Case Study

Almost a decade ago, we were in the throes of pricing work for those very first repairs undertaken by EQC after the Canterbury Earthquake Sequence, and boy did that teach me a thing or two.

There were plenty of lessons that were learned and to this day we are still learning them, but a few stories come to mind that were fundamental, and I thought I would pass some of them on to you.

Back in those days, there was a prescriptive process that had to be followed to have the scopes of work priced for each dwelling. A necessary evil you might say to get things happening and homes starting to be repaired. The scopes of work were created by a combo of a builder and a PMO project manager, who would measure up and create a simplified list of what needed to be done.

Builders were often pricing several dozens of these at a time, and we would often have builders arrive at the office with a pile of them asking us to help out.
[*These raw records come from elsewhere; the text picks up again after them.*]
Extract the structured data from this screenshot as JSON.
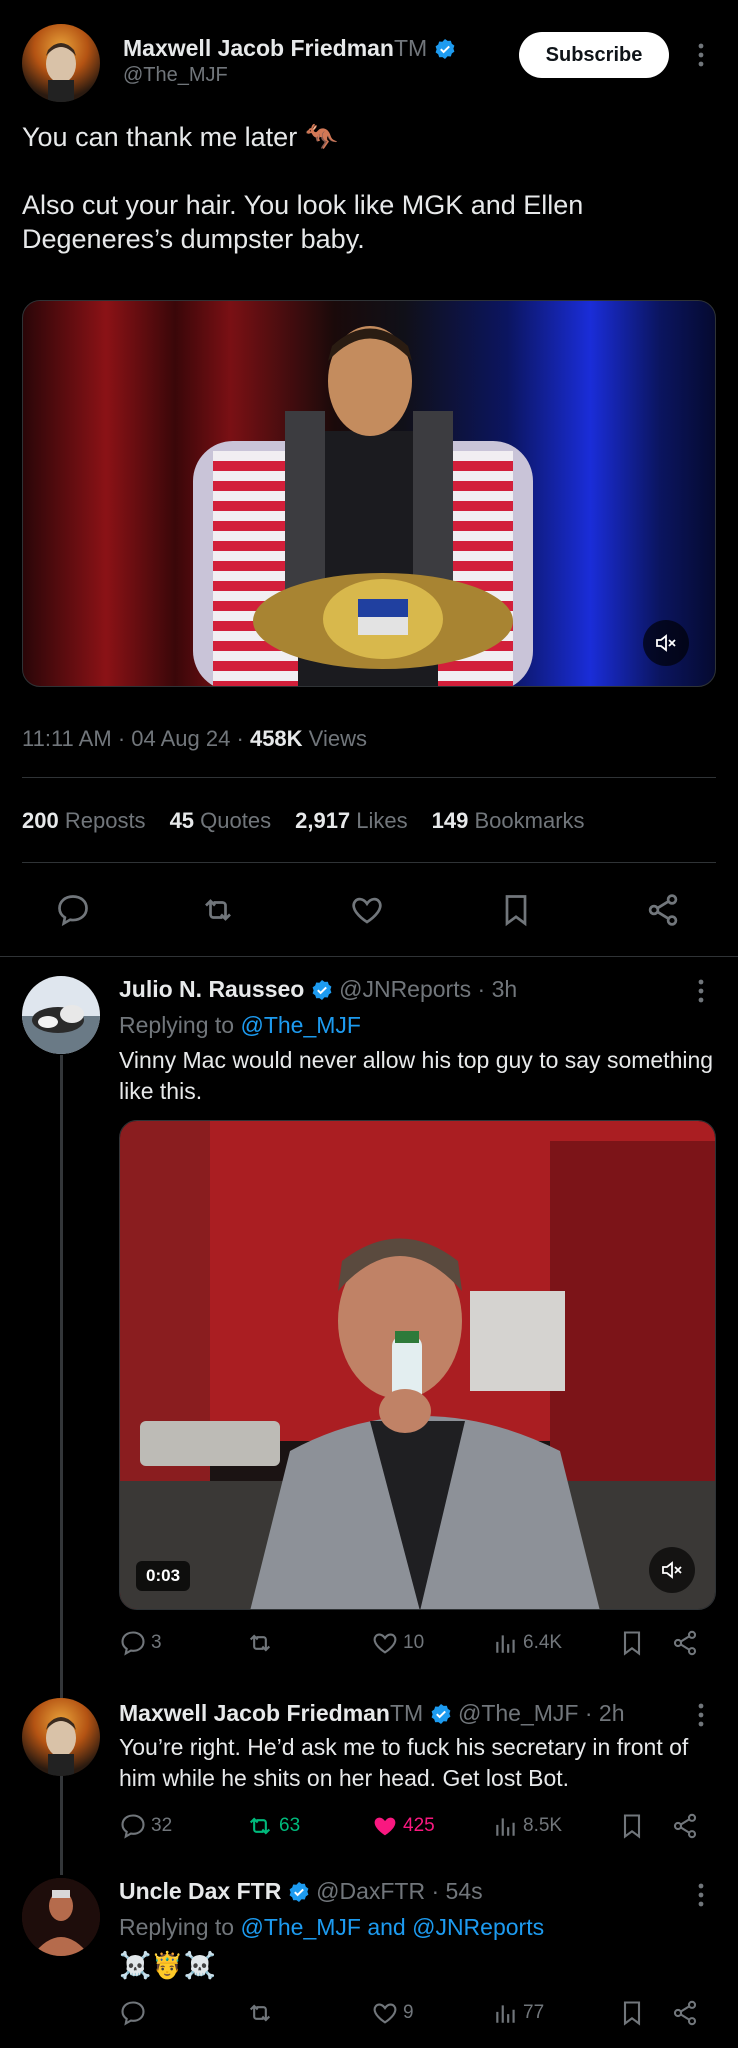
{
  "main_tweet": {
    "author_name": "Maxwell Jacob Friedman",
    "author_tm": "TM",
    "handle": "@The_MJF",
    "subscribe_label": "Subscribe",
    "text_line1": "You can thank me later 🦘",
    "text_line2": "Also cut your hair. You look like MGK and Ellen",
    "text_line3": "Degeneres’s dumpster baby.",
    "time": "11:11 AM",
    "date": "04 Aug 24",
    "views_count": "458K",
    "views_label": "Views",
    "stats": [
      {
        "count": "200",
        "label": "Reposts"
      },
      {
        "count": "45",
        "label": "Quotes"
      },
      {
        "count": "2,917",
        "label": "Likes"
      },
      {
        "count": "149",
        "label": "Bookmarks"
      }
    ]
  },
  "reply1": {
    "author_name": "Julio N. Rausseo",
    "handle": "@JNReports",
    "time": "3h",
    "replying_prefix": "Replying to",
    "replying_to": "@The_MJF",
    "text_line1": "Vinny Mac would never allow his top guy to say something",
    "text_line2": "like this.",
    "video_time": "0:03",
    "replies": "3",
    "likes": "10",
    "views": "6.4K"
  },
  "reply2": {
    "author_name": "Maxwell Jacob Friedman",
    "author_tm": "TM",
    "handle": "@The_MJF",
    "time": "2h",
    "text_line1": "You’re right. He’d ask me to fuck his secretary in front of",
    "text_line2": "him while he shits on her head. Get lost Bot.",
    "replies": "32",
    "reposts": "63",
    "likes": "425",
    "views": "8.5K"
  },
  "reply3": {
    "author_name": "Uncle Dax FTR",
    "handle": "@DaxFTR",
    "time": "54s",
    "replying_prefix": "Replying to",
    "replying_to": "@The_MJF and @JNReports",
    "text": "☠️🤴☠️",
    "likes": "9",
    "views": "77"
  },
  "colors": {
    "background": "#000000",
    "text": "#e7e9ea",
    "muted": "#71767b",
    "accent": "#1d9bf0",
    "repost_active": "#00ba7c",
    "like_active": "#f91880",
    "divider": "#2f3336"
  },
  "icons": [
    "more-icon",
    "verified-icon",
    "mute-icon",
    "reply-icon",
    "repost-icon",
    "like-icon",
    "bookmark-icon",
    "share-icon",
    "views-icon"
  ]
}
Line items were to be priced elementally, with pre-determined rates to be used. Pretty simple, right?

Confusion on site

I remember talking to one of my builders one day and given the majority of these types of repairs were mostly of a cosmetic nature the main subcontractors involved were generally painters, plasterers and sparkys.

Their issue was that they were often walking into homes that were a bit older, and sometimes they would end up with scope creep from the subbies where they would do a bit more than what they should have. Often this was down to confusion, bedroom 2 and 3 got mixed up etc, but also sometimes to the painter it was a bit more reasonable to paint all of the trims in the room, rather than just one length of them as per the scope.

This issue was costing my guy money…. As the subbies would bill him for what they had done, rather than what was on the scope. Because the scope document was for the builder, the entire job was relying on good communication which could be challenging given how many of these he had on at any given time.

It was often easier just to let it slide, and the cashflow from the quick turnaround jobs was pretty good. But soon it started to catch up with him and the extra cash being lost was often more than the low predetermined profit margins allowed for in the quotes.

Job Sheets

The way we ended up nutting it out, was to create a job sheet that would be stuck to the door or wall of each room. The job sheet would outline what was being done in each room including all other pertinent details such as the colour to be painted and which other subbies would also be working in the space. It also gave the elemental description and the measurement of each task. Each job sheet would need to be signed by whoever was working in the room as soon as they had completed their work. This signature would be confirming they had completed it, and that they agreed with the scope and measure. No signature meant no payment, and no invoice could be for more work than what was on the job sheet unless a variation had been applied for.

I tell ya what, it worked an absolute treat. It kept the project management requirements to a minimum, and the cash under control. It also meant that if there were any changes or variations, it was in everyone’s best interest to have the paperwork completed formally so that the claims could be made.

Since then, this has been a solution I have proposed to lots of builders who have been doing any kind of bitsy renovation work. If you have provided an upfront fixed price quote, or you know you could have an issue with a homeowner making changes and expecting them to be done for free, then this is a sure-fire way to keep a lid on it, and save you the sleepless nights of making sure you have billed for everything!